Una película española reciente («El cuerpo», del director Oriol Paulo y con unas extraordinarias interpretaciones de José Coronado y Belén Rueda) me ha hecho recordar, por expresarlo de algún modo, la venganza. La venganza personal está mal considerada, al menos en unas sociedades, como la nuestra, en la que hemos delegado, cuando somos afrentados de manera grave, la necesidad y el deseo de venganza en instituciones como la policía o la judicatura o el jefe de la empresa o los padres o el ministro. Siempre hay alguien, en el organigrama jerárquico que lo rige todo, cuya obligación es velar porque el fiel de la balanza no pierda la horizontalidad. Así, castigará a los malos y evitará que los buenos se conviertan en malos si se toman la justicia (y la verdad) por su mano.

Atracar a lo que te atracan, matar a los que te han matado a un ser querido, estafar a los que te han estafado o provocarles un accidente de tráfico a los responsables del accidente de tráfico que te ha dejado paralítico no parece la solución. Mejor que sean otros los que, más con la ley que con las vísceras, pongan a cada cual donde le corresponda. Eso no siempre consuela (en ocasiones incluso desconsuela porque nos arrebata el gozo irracional, aunque entendible, de destrozar en persona al que te ha destrozado también en persona), pero al menos tampoco le da la razón a la inhumanidad de los inhumanos y, de paso, justifica inventos milenarios como la ética, el derecho o la filosofía.

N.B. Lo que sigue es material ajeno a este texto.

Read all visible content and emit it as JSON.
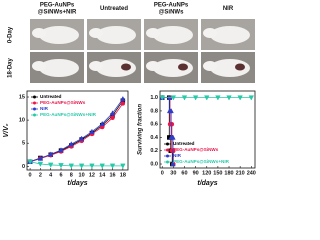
{
  "photos": {
    "columns": [
      "PEG-AuNPs",
      "@SiNWs+NIR",
      "Untreated",
      "PEG-AuNPs",
      "@SiNWs",
      "NIR"
    ],
    "rows": [
      "0-Day",
      "18-Day"
    ]
  },
  "chart_data": [
    {
      "type": "line",
      "xlabel": "t/days",
      "ylabel": "V/V₀",
      "xlim": [
        -0.6,
        19
      ],
      "ylim": [
        -0.8,
        16.3
      ],
      "xticks": [
        0,
        2,
        4,
        6,
        8,
        10,
        12,
        14,
        16,
        18
      ],
      "yticks": [
        0,
        5,
        10,
        15
      ],
      "legend": "upper left",
      "series": [
        {
          "name": "Untreated",
          "color": "#000000",
          "marker": "square",
          "x": [
            0,
            2,
            4,
            6,
            8,
            10,
            12,
            14,
            16,
            18
          ],
          "values": [
            1,
            1.8,
            2.5,
            3.4,
            4.5,
            5.8,
            7.2,
            8.9,
            11,
            14.2
          ]
        },
        {
          "name": "PEG-AuNPs@SiNWs",
          "color": "#e8174a",
          "marker": "circle",
          "x": [
            0,
            2,
            4,
            6,
            8,
            10,
            12,
            14,
            16,
            18
          ],
          "values": [
            1,
            1.7,
            2.4,
            3.2,
            4.3,
            5.5,
            7,
            8.5,
            10.5,
            13.6
          ]
        },
        {
          "name": "NIR",
          "color": "#2f3cc9",
          "marker": "triangle",
          "x": [
            0,
            2,
            4,
            6,
            8,
            10,
            12,
            14,
            16,
            18
          ],
          "values": [
            1,
            1.7,
            2.6,
            3.5,
            4.8,
            6,
            7.5,
            9.2,
            11.5,
            14.6
          ]
        },
        {
          "name": "PEG-AuNPs@SiNWs+NIR",
          "color": "#27c9a8",
          "marker": "triangle-down",
          "x": [
            0,
            2,
            4,
            6,
            8,
            10,
            12,
            14,
            16,
            18
          ],
          "values": [
            1,
            0.5,
            0.3,
            0.2,
            0.1,
            0.1,
            0.1,
            0.1,
            0.1,
            0.1
          ]
        }
      ]
    },
    {
      "type": "line",
      "xlabel": "t/days",
      "ylabel": "Surviving fraction",
      "xlim": [
        -6,
        250
      ],
      "ylim": [
        -0.06,
        1.1
      ],
      "xticks": [
        0,
        30,
        60,
        90,
        120,
        150,
        180,
        210,
        240
      ],
      "yticks": [
        {
          "value": 0,
          "label": "0.0"
        },
        0.2,
        0.4,
        0.6,
        0.8,
        {
          "value": 1,
          "label": "1.0"
        }
      ],
      "legend": "lower left",
      "series": [
        {
          "name": "Untreated",
          "color": "#000000",
          "marker": "square",
          "x": [
            0,
            19,
            19,
            23,
            23,
            27,
            27
          ],
          "values": [
            1,
            1,
            0.4,
            0.4,
            0.2,
            0.2,
            0
          ]
        },
        {
          "name": "PEG-AuNPs@SiNWs",
          "color": "#e8174a",
          "marker": "circle",
          "x": [
            0,
            21,
            21,
            26,
            26,
            30,
            30
          ],
          "values": [
            1,
            1,
            0.6,
            0.6,
            0.2,
            0.2,
            0
          ]
        },
        {
          "name": "NIR",
          "color": "#2f3cc9",
          "marker": "triangle",
          "x": [
            0,
            20,
            20,
            24,
            24,
            29,
            29
          ],
          "values": [
            1,
            1,
            0.8,
            0.8,
            0.4,
            0.4,
            0
          ]
        },
        {
          "name": "PEG-AuNPs@SiNWs+NIR",
          "color": "#27c9a8",
          "marker": "triangle-down",
          "x": [
            0,
            30,
            60,
            90,
            120,
            150,
            180,
            210,
            240
          ],
          "values": [
            1,
            1,
            1,
            1,
            1,
            1,
            1,
            1,
            1
          ]
        }
      ]
    }
  ]
}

En «El cuerpo» (aviso: si alguien no ha visto todavía la película que no lea este párrafo porque le estropearía el placer de asistir a un desenlace final realmente ingenioso y bien medido) un policía y su hija se confabulan para vengarse de los culpables de un accidente de tráfico que se dieron a la fuga después de segar la vida de la mujer del primero y madre de la segunda. De un policía, y más si es de película, uno espera una venganza cruel, inmediata, sin matices. Sin embargo el que protagoniza José Coronado es capaz de urdir una venganza tan fina, tan meditada hasta el último detalle y tan perfecta a efectos legales (él y su hija quedarán impunes porque su doble crimen quedará impune porque el de la mujer se le atribuirá al marido y el del marido parecerá un ataque cardíaco fruto de la tensión) que el espectador suspira, con los últimos planos, de agradecimiento pasivo e indirecto porque, de alguna manera, se sentirá también vengado al menos en su fantasía.

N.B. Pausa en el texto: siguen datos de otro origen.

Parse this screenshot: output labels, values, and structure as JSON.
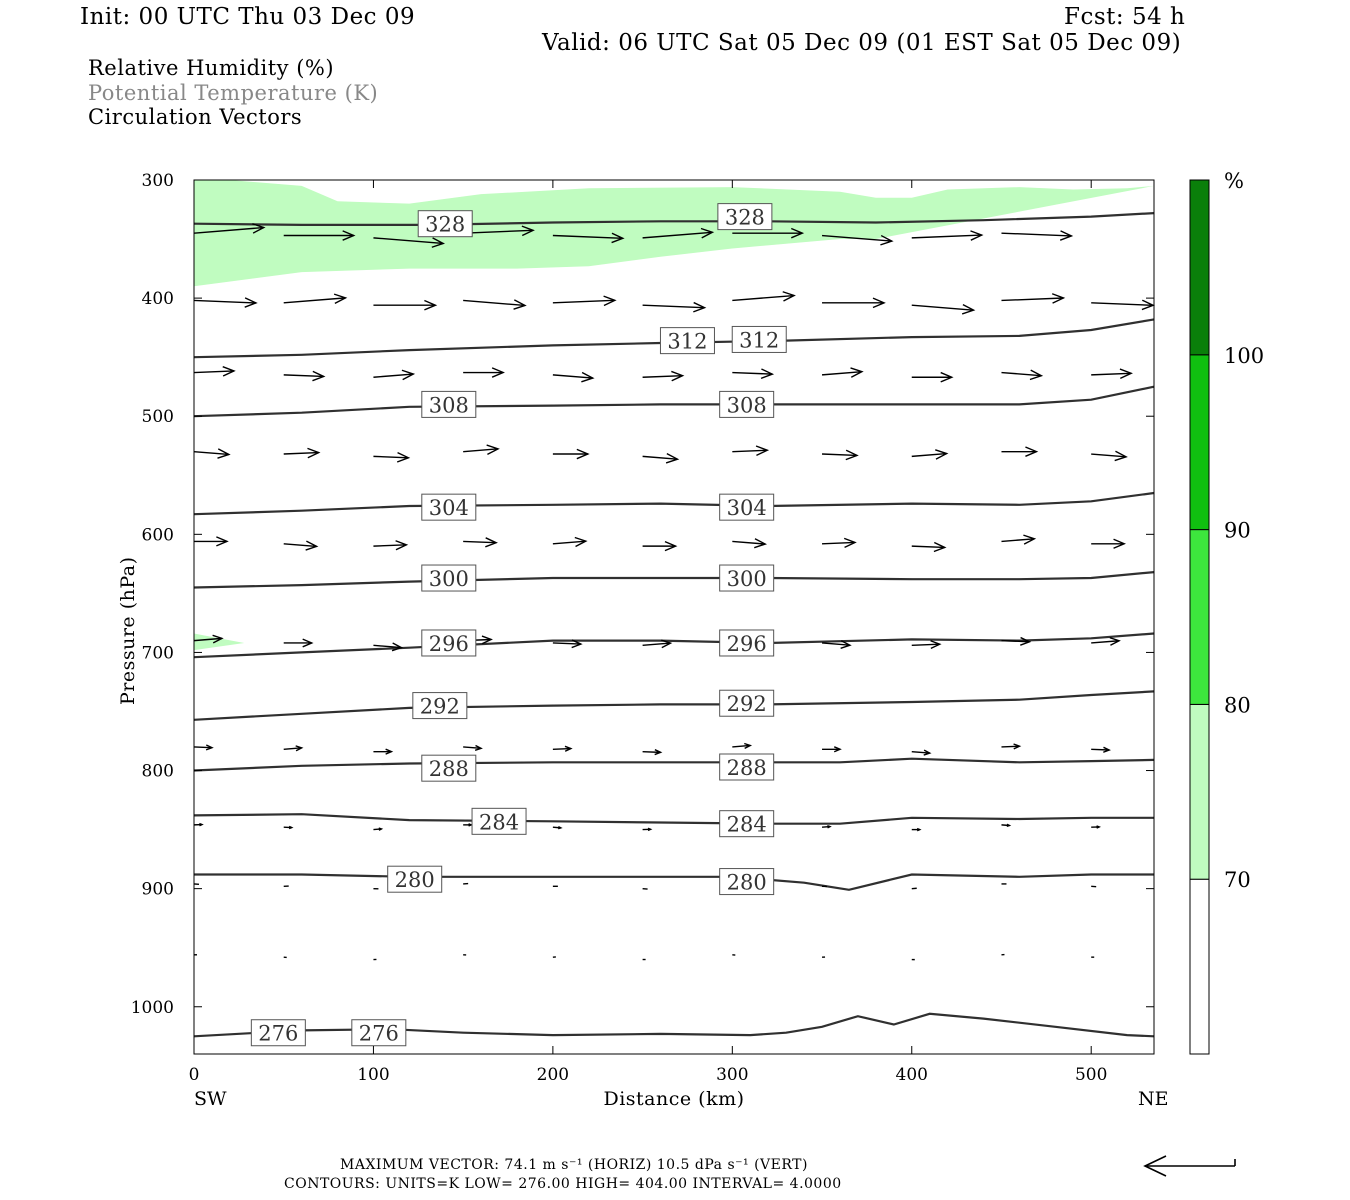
{
  "header": {
    "init": "Init: 00 UTC Thu 03 Dec 09",
    "fcst": "Fcst:   54 h",
    "valid": "Valid: 06 UTC Sat 05 Dec 09 (01 EST Sat 05 Dec 09)"
  },
  "fields": [
    {
      "label": "Relative Humidity (%)"
    },
    {
      "label": "Potential Temperature (K)"
    },
    {
      "label": "Circulation Vectors"
    }
  ],
  "footer": {
    "max_vector": "MAXIMUM VECTOR:  74.1 m s⁻¹ (HORIZ)          10.5 dPa s⁻¹ (VERT)",
    "contours": "CONTOURS:  UNITS=K  LOW=   276.00        HIGH=   404.00        INTERVAL=     4.0000"
  },
  "colors": {
    "rh_70_80": "#c0fcc0",
    "rh_80_90": "#3de63d",
    "rh_90_100": "#10c010",
    "rh_100": "#0a7f0a",
    "contour": "#303030"
  },
  "chart_data": {
    "type": "cross-section",
    "xlabel": "Distance (km)",
    "ylabel": "Pressure (hPa)",
    "xlim": [
      0,
      535
    ],
    "ylim": [
      1040,
      300
    ],
    "x_ticks": [
      "0",
      "100",
      "200",
      "300",
      "400",
      "500"
    ],
    "y_ticks": [
      "300",
      "400",
      "500",
      "600",
      "700",
      "800",
      "900",
      "1000"
    ],
    "x_end_labels": {
      "left": "SW",
      "right": "NE"
    },
    "colorbar": {
      "unit": "%",
      "levels": [
        "70",
        "80",
        "90",
        "100"
      ]
    },
    "theta_contours": [
      {
        "value": "328",
        "points": [
          [
            0,
            337
          ],
          [
            60,
            338
          ],
          [
            130,
            338
          ],
          [
            200,
            336
          ],
          [
            260,
            335
          ],
          [
            320,
            335
          ],
          [
            380,
            336
          ],
          [
            440,
            334
          ],
          [
            500,
            331
          ],
          [
            535,
            328
          ]
        ],
        "labels": [
          [
            140,
            337
          ],
          [
            307,
            331
          ]
        ]
      },
      {
        "value": "312",
        "points": [
          [
            0,
            450
          ],
          [
            60,
            448
          ],
          [
            120,
            444
          ],
          [
            200,
            440
          ],
          [
            260,
            438
          ],
          [
            330,
            436
          ],
          [
            400,
            433
          ],
          [
            460,
            432
          ],
          [
            500,
            427
          ],
          [
            535,
            418
          ]
        ],
        "labels": [
          [
            275,
            436
          ],
          [
            315,
            435
          ]
        ]
      },
      {
        "value": "308",
        "points": [
          [
            0,
            500
          ],
          [
            60,
            497
          ],
          [
            120,
            492
          ],
          [
            200,
            491
          ],
          [
            260,
            490
          ],
          [
            320,
            490
          ],
          [
            400,
            490
          ],
          [
            460,
            490
          ],
          [
            500,
            486
          ],
          [
            535,
            475
          ]
        ],
        "labels": [
          [
            142,
            490
          ],
          [
            308,
            490
          ]
        ]
      },
      {
        "value": "304",
        "points": [
          [
            0,
            583
          ],
          [
            60,
            580
          ],
          [
            120,
            576
          ],
          [
            200,
            575
          ],
          [
            260,
            574
          ],
          [
            320,
            576
          ],
          [
            400,
            574
          ],
          [
            460,
            575
          ],
          [
            500,
            572
          ],
          [
            535,
            565
          ]
        ],
        "labels": [
          [
            142,
            577
          ],
          [
            308,
            577
          ]
        ]
      },
      {
        "value": "300",
        "points": [
          [
            0,
            645
          ],
          [
            60,
            643
          ],
          [
            120,
            640
          ],
          [
            200,
            637
          ],
          [
            260,
            637
          ],
          [
            320,
            637
          ],
          [
            400,
            638
          ],
          [
            460,
            638
          ],
          [
            500,
            637
          ],
          [
            535,
            632
          ]
        ],
        "labels": [
          [
            142,
            637
          ],
          [
            308,
            637
          ]
        ]
      },
      {
        "value": "296",
        "points": [
          [
            0,
            704
          ],
          [
            60,
            700
          ],
          [
            120,
            696
          ],
          [
            200,
            690
          ],
          [
            260,
            690
          ],
          [
            320,
            692
          ],
          [
            400,
            689
          ],
          [
            460,
            690
          ],
          [
            500,
            688
          ],
          [
            535,
            684
          ]
        ],
        "labels": [
          [
            142,
            692
          ],
          [
            308,
            692
          ]
        ]
      },
      {
        "value": "292",
        "points": [
          [
            0,
            757
          ],
          [
            60,
            752
          ],
          [
            120,
            747
          ],
          [
            200,
            745
          ],
          [
            260,
            744
          ],
          [
            320,
            744
          ],
          [
            400,
            742
          ],
          [
            460,
            740
          ],
          [
            500,
            736
          ],
          [
            535,
            733
          ]
        ],
        "labels": [
          [
            137,
            745
          ],
          [
            308,
            743
          ]
        ]
      },
      {
        "value": "288",
        "points": [
          [
            0,
            800
          ],
          [
            60,
            796
          ],
          [
            120,
            794
          ],
          [
            200,
            793
          ],
          [
            260,
            793
          ],
          [
            320,
            793
          ],
          [
            360,
            793
          ],
          [
            400,
            790
          ],
          [
            460,
            793
          ],
          [
            500,
            792
          ],
          [
            535,
            791
          ]
        ],
        "labels": [
          [
            142,
            798
          ],
          [
            308,
            797
          ]
        ]
      },
      {
        "value": "284",
        "points": [
          [
            0,
            838
          ],
          [
            60,
            837
          ],
          [
            120,
            842
          ],
          [
            200,
            843
          ],
          [
            260,
            844
          ],
          [
            320,
            845
          ],
          [
            360,
            845
          ],
          [
            400,
            840
          ],
          [
            460,
            841
          ],
          [
            500,
            840
          ],
          [
            535,
            840
          ]
        ],
        "labels": [
          [
            170,
            843
          ],
          [
            308,
            845
          ]
        ]
      },
      {
        "value": "280",
        "points": [
          [
            0,
            888
          ],
          [
            60,
            888
          ],
          [
            120,
            890
          ],
          [
            200,
            890
          ],
          [
            260,
            890
          ],
          [
            300,
            890
          ],
          [
            340,
            895
          ],
          [
            365,
            901
          ],
          [
            400,
            888
          ],
          [
            460,
            890
          ],
          [
            500,
            888
          ],
          [
            535,
            888
          ]
        ],
        "labels": [
          [
            123,
            892
          ],
          [
            308,
            894
          ]
        ]
      },
      {
        "value": "276",
        "points": [
          [
            0,
            1025
          ],
          [
            60,
            1020
          ],
          [
            110,
            1019
          ],
          [
            150,
            1022
          ],
          [
            200,
            1024
          ],
          [
            260,
            1023
          ],
          [
            310,
            1024
          ],
          [
            330,
            1022
          ],
          [
            350,
            1017
          ],
          [
            370,
            1008
          ],
          [
            390,
            1015
          ],
          [
            410,
            1006
          ],
          [
            440,
            1010
          ],
          [
            480,
            1017
          ],
          [
            520,
            1024
          ],
          [
            535,
            1025
          ]
        ],
        "labels": [
          [
            47,
            1022
          ],
          [
            103,
            1022
          ]
        ]
      }
    ],
    "rh_shaded_regions": [
      {
        "level": "70-80",
        "top_x": [
          0,
          20,
          60,
          80,
          120,
          160,
          220,
          300,
          360,
          380,
          400,
          420,
          460,
          490,
          520,
          535
        ],
        "top_p": [
          300,
          300,
          305,
          318,
          320,
          312,
          307,
          306,
          310,
          315,
          315,
          308,
          306,
          308,
          307,
          305
        ],
        "bottom_x": [
          0,
          60,
          120,
          180,
          220,
          260,
          300,
          360,
          380
        ],
        "bottom_p": [
          390,
          378,
          375,
          375,
          373,
          365,
          358,
          350,
          350
        ]
      }
    ],
    "vectors_note": "Circulation vectors point predominantly west-to-east (toward NE) at all levels, strongest near 300-400 hPa."
  }
}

Porque todos necesitamos ser vengados y porque casi nunca esas instituciones de las que hablaba antes consiguen hacerlo de manera satisfactoria. La ley es tardía, injusta en demasiadas ocasiones y contradictoria. La policía no siempre hace bien su trabajo. Y cuando eso ocurre el dolor de que el malo (sigamos siendo maniqueos para que se entienda mejor el argumento) se salga con la suya es tanto que es perfectamente explicable y comprensible que uno sienta deseos de vengarse como sea. La mayoría, sin embargo, no sabríamos cómo hacerlo: los malos no son malos porque sí sino porque se han cualificado para ello, y nosotros, que no nos hemos cualificado, corremos el riesgo de que se diviertan todavía más viendo nuestros torpes intentos de emularles.

Está bien que la venganza sea sujetada por los otros poderes de la sociedad y del alma. Pero qué alivio cuando, si eso no sucede (y no sucede muchas veces), que alguien lo remedie como sea.